The Te Rapa feature was first run in 1974 and no horse has won all three races in the same year since, though there have been 14 instances of horses winning two of the three legs in the same year.

In addition, Whanganui sprinter Start Wondering was only a nose away from the treble in 2017. Start Wondering won the first and third legs and was beaten by a nose in the Telegraph.

Champion sprinter Mr Tiz won both the Railway and the Waikato Sprint in 1991 and ran second in the Telegraph. He carried 60.5 in the Telegraph and was giving the winner Vain Sovereign 8.5kg. Mr Tiz had won the Railway and the Telegraph the previous year but missed the chance to win at Te Rapa when the Waikato Sprint meeting was abandoned after one race.

Mr Tiz, who won the Railway in three successive years - including two dead-heats – also completed the Railway-Telegraph double in 1989 but bypassed the Waikato Sprint that year.

Eight horses have won the Telegraph and the Waikato Sprint in the same year, with Mufhasa and Courier Bay doing it twice. 

Courier Bay went close to winning the Sprint Triple Crown in successive years, twice finishing second in the Railway – behind Diamond Lover and Alynda - before winning at Trentham and Te Rapa.

The Railway and Telegraph double has proved elusive in recent years and Bawalaksana, in 1999, was the last horse to complete the double in the same year.
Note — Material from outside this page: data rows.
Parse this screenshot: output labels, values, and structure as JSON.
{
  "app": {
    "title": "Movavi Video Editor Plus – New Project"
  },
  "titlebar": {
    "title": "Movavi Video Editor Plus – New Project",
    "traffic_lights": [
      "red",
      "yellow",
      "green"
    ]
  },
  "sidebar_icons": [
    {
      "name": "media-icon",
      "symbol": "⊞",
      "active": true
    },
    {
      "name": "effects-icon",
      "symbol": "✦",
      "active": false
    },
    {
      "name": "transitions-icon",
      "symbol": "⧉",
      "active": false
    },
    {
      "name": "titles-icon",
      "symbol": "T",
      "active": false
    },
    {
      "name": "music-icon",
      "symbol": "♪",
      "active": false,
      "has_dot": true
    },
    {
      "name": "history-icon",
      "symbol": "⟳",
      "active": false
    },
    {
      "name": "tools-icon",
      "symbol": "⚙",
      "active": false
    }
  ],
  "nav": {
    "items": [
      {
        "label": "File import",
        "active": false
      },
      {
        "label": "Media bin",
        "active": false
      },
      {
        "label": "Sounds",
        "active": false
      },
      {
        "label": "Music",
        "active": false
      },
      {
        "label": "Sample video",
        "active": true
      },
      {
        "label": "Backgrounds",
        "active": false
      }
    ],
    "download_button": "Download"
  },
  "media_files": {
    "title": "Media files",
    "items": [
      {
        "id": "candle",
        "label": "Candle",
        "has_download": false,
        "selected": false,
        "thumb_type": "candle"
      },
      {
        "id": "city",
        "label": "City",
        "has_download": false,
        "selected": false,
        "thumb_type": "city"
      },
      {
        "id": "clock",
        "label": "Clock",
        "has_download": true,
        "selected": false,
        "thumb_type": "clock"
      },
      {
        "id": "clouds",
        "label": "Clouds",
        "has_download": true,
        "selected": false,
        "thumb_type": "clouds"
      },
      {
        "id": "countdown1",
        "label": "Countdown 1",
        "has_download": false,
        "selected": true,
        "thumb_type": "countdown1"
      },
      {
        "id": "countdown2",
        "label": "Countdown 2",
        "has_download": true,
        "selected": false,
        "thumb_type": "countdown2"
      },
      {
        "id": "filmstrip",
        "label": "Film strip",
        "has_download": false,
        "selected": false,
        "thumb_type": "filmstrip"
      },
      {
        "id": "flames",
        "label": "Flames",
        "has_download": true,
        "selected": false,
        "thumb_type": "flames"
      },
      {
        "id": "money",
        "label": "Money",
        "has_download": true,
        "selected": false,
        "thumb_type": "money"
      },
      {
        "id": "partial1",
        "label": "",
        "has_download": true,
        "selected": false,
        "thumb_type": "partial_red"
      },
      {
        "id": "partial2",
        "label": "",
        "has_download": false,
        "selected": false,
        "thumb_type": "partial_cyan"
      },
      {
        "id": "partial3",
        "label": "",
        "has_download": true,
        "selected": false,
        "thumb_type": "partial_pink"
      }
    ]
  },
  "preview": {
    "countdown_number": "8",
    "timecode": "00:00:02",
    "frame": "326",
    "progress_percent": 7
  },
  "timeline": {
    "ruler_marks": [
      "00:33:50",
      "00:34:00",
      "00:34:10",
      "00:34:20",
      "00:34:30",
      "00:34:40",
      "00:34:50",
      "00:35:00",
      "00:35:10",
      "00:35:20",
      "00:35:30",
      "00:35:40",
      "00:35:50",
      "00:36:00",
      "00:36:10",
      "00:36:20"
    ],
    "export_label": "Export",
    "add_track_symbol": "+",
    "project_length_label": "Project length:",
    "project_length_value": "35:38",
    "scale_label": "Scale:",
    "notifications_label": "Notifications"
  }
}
South Island sprinter Fritz won both races but in different seasons.

The Fillies and Mares Triple Crown should encourage participation in the Group III Cuddle, which would be a suitable leadup to the Group I weight-for-age Thoroughbred Breeders’ three weeks later.

The Cuddle, which was first run in 1967, did not switch to its current March date till 2012. Since then, all bar one of the Cuddle winners have also tackled the Breeders’ Stakes but none has been able to complete the double.

However, O’Fille and Rasa Lila won both the Cuddle and the Travis and Charmont won the Breeders’ Stakes after finishing third in the Cuddle. Miss Wilson has won both the Cuddle and the Breeders’ Stakes but in different seasons.